Liberal MP and former justice minister Irwin Cotler agrees. The Jewish people, he has stated, is the only people in the Middle East that still inhabits the same land, embraces the same religion, studies the same Torah, harkens to the same prophets, speaks the same aboriginal language – Hebrew – and bears the same aboriginal name, Israel, as it did 3,500 years ago.
No other people in the region, including today’s Palestinian Arabs, can make that claim, since their cultures all derive from Christianity or Islam, neither of which existed back then.
Israel, then, is the aboriginal homeland of the Jewish people across space and time and is, Cotler asserts, a successor state to the biblical, or aboriginal, Jewish kingdoms.
So why do few people (other than Jews) see us as the indigenous people in Israel? Is it simply that we were outside the land of Israel for too long? But some North American and Australian natives lost their lands and sovereignty at least 300 years ago, yet they are still referred to, in Canada, as ‘first nations.’

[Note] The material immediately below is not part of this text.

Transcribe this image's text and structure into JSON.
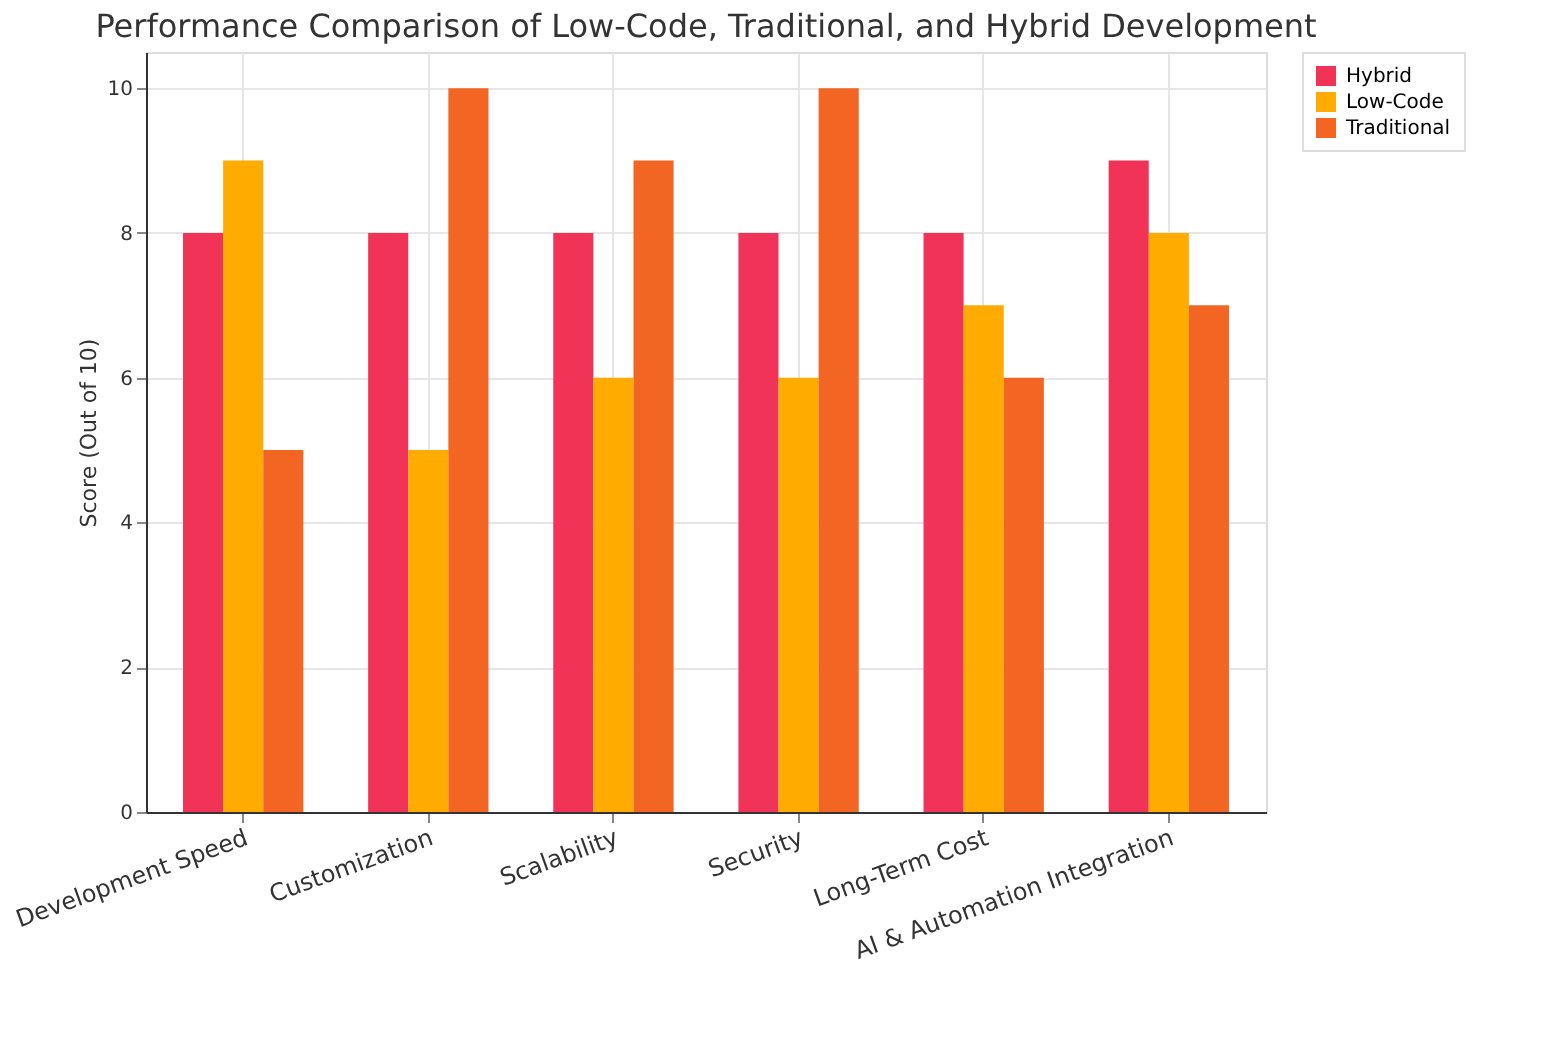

Nor did Jews vanish: they continued to live in the region, albeit as “dhimmis,” second-class people who did not enjoy certain political rights reserved to Muslims, and who were subject to payment of special taxes. In 1945 there were between 758,000 and 866,000 Jews living in communities throughout the Arab world; Jerusalem had a Jewish majority in the 19th century.

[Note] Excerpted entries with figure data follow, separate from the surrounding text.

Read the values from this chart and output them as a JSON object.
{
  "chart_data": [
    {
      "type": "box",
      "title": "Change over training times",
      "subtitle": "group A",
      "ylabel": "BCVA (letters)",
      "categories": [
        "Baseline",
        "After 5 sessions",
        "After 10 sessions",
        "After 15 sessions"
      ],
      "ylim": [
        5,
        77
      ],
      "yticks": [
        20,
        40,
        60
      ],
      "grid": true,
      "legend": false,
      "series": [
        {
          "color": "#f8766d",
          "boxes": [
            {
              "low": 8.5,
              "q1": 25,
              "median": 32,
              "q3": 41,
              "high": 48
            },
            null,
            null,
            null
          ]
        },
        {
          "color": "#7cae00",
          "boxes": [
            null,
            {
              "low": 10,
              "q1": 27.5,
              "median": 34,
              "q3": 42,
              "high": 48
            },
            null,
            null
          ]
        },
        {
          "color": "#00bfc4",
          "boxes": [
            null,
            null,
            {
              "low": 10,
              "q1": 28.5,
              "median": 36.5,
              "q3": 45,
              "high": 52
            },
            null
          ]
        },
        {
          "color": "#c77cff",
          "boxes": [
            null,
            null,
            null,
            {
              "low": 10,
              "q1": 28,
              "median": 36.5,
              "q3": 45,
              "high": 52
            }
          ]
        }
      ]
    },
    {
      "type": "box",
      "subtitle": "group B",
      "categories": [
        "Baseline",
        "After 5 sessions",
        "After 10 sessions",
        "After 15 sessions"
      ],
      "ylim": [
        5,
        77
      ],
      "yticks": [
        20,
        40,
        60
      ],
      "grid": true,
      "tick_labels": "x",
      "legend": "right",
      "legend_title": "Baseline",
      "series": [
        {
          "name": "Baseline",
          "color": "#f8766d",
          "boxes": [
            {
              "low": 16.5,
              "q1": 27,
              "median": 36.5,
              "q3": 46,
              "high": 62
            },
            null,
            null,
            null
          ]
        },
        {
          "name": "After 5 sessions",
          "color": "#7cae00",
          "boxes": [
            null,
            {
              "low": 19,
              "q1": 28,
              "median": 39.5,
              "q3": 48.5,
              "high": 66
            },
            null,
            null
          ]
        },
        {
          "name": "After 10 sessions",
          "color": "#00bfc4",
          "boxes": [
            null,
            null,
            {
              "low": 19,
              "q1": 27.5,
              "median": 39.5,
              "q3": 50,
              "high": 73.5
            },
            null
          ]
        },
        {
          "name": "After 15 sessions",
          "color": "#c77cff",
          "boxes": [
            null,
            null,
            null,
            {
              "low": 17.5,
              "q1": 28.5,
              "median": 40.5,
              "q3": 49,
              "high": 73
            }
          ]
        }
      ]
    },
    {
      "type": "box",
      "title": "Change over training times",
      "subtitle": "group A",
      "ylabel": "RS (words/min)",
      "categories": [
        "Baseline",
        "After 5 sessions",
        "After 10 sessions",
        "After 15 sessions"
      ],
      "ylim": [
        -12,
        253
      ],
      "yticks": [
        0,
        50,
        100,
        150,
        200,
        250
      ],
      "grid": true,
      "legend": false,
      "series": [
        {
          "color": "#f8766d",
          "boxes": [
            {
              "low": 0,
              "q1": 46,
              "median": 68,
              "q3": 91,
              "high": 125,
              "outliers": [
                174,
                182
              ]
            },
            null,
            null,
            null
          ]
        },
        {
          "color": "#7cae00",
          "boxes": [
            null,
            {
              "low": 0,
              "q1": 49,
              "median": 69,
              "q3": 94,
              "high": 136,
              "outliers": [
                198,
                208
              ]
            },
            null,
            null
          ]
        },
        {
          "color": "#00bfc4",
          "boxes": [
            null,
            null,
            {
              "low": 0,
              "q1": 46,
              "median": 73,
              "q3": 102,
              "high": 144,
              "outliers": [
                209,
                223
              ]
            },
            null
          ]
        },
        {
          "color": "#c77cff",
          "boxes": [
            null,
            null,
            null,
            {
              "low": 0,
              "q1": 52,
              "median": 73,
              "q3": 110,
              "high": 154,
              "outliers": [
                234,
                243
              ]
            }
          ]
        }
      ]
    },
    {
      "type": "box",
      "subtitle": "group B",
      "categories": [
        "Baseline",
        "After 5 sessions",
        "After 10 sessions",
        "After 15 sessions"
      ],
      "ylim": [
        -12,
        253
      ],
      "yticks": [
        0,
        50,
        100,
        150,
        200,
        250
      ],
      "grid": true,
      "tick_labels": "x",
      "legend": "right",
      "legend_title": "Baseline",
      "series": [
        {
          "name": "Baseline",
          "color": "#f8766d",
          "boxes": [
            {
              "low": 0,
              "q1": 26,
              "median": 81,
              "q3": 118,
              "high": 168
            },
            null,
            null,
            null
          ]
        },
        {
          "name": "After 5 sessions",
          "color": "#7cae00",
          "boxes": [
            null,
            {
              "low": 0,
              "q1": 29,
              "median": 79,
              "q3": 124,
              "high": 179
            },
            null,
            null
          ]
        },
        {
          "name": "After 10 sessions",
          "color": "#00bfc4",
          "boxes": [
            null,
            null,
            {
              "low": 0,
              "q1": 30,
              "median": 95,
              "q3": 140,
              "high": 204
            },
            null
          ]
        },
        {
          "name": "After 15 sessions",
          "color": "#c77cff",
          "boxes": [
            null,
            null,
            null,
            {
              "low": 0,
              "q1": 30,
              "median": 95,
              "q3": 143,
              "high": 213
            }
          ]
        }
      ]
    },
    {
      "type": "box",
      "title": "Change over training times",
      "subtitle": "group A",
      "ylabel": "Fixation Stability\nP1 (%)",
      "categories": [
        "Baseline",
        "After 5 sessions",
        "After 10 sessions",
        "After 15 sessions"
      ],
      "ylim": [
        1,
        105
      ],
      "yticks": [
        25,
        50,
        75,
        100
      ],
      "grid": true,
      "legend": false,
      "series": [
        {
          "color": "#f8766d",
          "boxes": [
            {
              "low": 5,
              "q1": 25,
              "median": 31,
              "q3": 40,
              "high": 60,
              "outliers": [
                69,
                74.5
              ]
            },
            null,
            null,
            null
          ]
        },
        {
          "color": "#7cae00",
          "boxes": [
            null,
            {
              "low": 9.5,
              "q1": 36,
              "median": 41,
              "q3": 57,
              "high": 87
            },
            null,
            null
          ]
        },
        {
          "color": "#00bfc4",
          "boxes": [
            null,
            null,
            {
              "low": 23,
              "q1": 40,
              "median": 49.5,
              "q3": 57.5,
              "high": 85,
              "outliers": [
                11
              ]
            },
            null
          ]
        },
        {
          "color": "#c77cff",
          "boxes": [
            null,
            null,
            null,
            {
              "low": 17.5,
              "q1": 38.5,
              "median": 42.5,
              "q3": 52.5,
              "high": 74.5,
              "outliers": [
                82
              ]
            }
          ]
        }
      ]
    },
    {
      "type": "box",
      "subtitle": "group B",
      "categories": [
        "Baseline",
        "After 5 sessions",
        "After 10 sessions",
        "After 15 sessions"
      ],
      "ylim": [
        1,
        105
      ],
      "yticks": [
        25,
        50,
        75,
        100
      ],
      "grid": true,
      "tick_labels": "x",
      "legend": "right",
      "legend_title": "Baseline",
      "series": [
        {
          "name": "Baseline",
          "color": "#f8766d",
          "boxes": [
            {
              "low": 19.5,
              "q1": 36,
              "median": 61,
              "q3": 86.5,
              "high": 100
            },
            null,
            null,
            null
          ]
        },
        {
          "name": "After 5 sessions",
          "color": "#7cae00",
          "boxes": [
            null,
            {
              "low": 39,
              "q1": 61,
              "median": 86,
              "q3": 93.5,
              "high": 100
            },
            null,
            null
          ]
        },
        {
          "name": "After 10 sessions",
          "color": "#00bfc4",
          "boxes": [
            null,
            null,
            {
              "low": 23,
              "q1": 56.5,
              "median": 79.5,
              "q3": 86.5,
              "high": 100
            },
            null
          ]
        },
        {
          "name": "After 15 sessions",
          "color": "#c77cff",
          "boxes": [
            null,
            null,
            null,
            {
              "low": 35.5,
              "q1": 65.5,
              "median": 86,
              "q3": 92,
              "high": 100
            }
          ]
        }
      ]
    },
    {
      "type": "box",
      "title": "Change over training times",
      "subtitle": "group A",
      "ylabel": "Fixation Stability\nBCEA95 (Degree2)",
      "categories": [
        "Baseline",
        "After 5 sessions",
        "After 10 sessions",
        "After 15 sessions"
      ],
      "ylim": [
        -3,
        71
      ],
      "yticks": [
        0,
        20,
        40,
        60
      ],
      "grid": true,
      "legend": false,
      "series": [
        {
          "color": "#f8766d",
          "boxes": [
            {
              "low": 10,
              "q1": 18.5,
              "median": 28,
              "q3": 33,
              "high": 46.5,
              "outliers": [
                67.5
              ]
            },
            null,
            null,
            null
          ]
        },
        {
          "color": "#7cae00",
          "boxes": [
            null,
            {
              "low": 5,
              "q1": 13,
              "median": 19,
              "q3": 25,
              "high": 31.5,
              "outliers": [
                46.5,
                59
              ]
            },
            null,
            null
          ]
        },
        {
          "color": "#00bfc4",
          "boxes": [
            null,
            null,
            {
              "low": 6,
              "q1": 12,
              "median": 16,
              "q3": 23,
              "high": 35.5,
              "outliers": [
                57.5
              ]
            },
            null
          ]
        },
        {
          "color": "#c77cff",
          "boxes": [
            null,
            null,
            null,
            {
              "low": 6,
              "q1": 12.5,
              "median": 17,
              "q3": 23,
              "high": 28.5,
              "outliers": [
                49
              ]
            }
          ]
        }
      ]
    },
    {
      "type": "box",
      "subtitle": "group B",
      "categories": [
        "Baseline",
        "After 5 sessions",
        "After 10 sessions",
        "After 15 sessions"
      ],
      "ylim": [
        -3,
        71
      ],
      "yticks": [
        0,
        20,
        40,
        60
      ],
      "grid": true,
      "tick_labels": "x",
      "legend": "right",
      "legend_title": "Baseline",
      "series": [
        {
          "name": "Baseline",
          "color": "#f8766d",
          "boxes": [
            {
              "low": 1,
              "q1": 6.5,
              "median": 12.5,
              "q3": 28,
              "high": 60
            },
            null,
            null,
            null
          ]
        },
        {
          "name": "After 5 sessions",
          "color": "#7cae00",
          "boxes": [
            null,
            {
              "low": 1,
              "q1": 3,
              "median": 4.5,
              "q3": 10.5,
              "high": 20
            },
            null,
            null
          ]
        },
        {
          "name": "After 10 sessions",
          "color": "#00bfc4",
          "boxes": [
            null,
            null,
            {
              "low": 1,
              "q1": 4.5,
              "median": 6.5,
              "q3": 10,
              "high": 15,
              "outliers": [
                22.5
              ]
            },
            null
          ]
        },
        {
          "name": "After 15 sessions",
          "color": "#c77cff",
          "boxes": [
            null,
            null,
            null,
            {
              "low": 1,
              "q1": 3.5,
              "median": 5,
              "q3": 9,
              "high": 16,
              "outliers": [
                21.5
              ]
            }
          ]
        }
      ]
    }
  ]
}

No, the reason for the denial of Jewish nationhood is the religious theory known as ‘supersessionism.’ From its inception, the founders of Christianity taught that G-d’s ‘Old Covenant’ with the Jewish people was fulfilled and was now replaced (superseded) by the ‘New Covenant in Christ,’ and so Judaism (and the Jews) were supposed to disappear. The Church was the ‘new Israel.’
Centuries later, theologians of Islam adopted similar views, which helps explain the hatred by many in the Arab and larger Muslim world toward Israel. Jews were not just ‘settlers’ taking Palestinian land (the way European colonists did in Africa, Australia and the Americas) but were an inferior people for whom Muslims had been taught to show contempt.

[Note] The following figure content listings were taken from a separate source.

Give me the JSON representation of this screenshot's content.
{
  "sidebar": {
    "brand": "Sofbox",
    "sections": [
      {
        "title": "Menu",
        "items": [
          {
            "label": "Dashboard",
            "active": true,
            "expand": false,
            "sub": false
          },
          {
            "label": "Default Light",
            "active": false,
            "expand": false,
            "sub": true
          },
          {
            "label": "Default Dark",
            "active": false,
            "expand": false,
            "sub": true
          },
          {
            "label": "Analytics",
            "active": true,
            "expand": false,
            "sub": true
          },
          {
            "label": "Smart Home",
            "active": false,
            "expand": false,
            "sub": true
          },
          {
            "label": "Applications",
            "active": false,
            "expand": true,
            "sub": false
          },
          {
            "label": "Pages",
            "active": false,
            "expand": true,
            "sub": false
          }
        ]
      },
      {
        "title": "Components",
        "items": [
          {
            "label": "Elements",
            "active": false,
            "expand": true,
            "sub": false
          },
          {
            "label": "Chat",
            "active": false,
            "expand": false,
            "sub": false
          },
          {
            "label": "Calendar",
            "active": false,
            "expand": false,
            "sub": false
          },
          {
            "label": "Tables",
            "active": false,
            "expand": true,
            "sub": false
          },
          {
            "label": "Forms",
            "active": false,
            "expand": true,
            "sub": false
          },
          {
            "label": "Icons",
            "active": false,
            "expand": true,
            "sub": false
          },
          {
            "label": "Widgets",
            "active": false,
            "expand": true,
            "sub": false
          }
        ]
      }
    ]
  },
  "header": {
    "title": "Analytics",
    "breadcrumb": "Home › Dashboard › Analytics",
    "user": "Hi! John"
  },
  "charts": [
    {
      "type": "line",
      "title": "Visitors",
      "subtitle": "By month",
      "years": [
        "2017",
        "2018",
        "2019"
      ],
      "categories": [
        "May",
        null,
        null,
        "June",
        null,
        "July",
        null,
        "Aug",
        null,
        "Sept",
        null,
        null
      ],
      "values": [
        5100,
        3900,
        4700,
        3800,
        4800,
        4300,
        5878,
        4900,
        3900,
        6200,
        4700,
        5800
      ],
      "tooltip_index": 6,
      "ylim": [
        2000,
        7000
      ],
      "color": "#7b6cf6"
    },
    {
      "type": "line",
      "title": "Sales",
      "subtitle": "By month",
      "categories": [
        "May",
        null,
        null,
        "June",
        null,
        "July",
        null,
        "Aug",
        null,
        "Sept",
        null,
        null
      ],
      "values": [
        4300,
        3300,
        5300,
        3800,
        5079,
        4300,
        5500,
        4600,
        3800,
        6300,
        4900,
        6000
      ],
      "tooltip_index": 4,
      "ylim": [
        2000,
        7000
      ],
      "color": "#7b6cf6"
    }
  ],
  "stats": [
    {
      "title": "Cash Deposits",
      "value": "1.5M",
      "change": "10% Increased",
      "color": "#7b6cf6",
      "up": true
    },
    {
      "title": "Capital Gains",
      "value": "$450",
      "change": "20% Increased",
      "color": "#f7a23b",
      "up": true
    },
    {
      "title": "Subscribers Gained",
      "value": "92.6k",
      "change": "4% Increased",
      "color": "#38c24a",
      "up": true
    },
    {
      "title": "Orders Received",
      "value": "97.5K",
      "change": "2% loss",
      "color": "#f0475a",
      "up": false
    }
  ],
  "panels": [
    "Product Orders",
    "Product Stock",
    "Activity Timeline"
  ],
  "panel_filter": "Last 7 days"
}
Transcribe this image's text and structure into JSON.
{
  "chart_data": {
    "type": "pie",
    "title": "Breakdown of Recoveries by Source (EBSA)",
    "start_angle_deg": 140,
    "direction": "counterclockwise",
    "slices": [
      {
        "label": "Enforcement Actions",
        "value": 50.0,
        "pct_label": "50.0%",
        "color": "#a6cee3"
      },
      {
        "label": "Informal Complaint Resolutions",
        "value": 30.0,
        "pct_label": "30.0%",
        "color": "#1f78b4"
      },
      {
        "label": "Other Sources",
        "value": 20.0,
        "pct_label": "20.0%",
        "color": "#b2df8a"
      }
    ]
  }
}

More recent, secular versions of supersessionism can be found in the various Marxist screeds against Zionism. Karl Marx himself denied Jews were a nation but rather a “caste,” surviving only because of their economic usefulness to the larger society, and Communists usually opposed the idea of a Jewish state. The animus against Jewish nationhood can also be found in works such as those of the British historian Arnold Toynbee, in which he spoke of the Jewish people in terms of a “fossilized civilization.”
When it comes to the denial of the right of Jews to exercise sovereignty in the land of Israel, what we sometimes find is an underlying theological condition.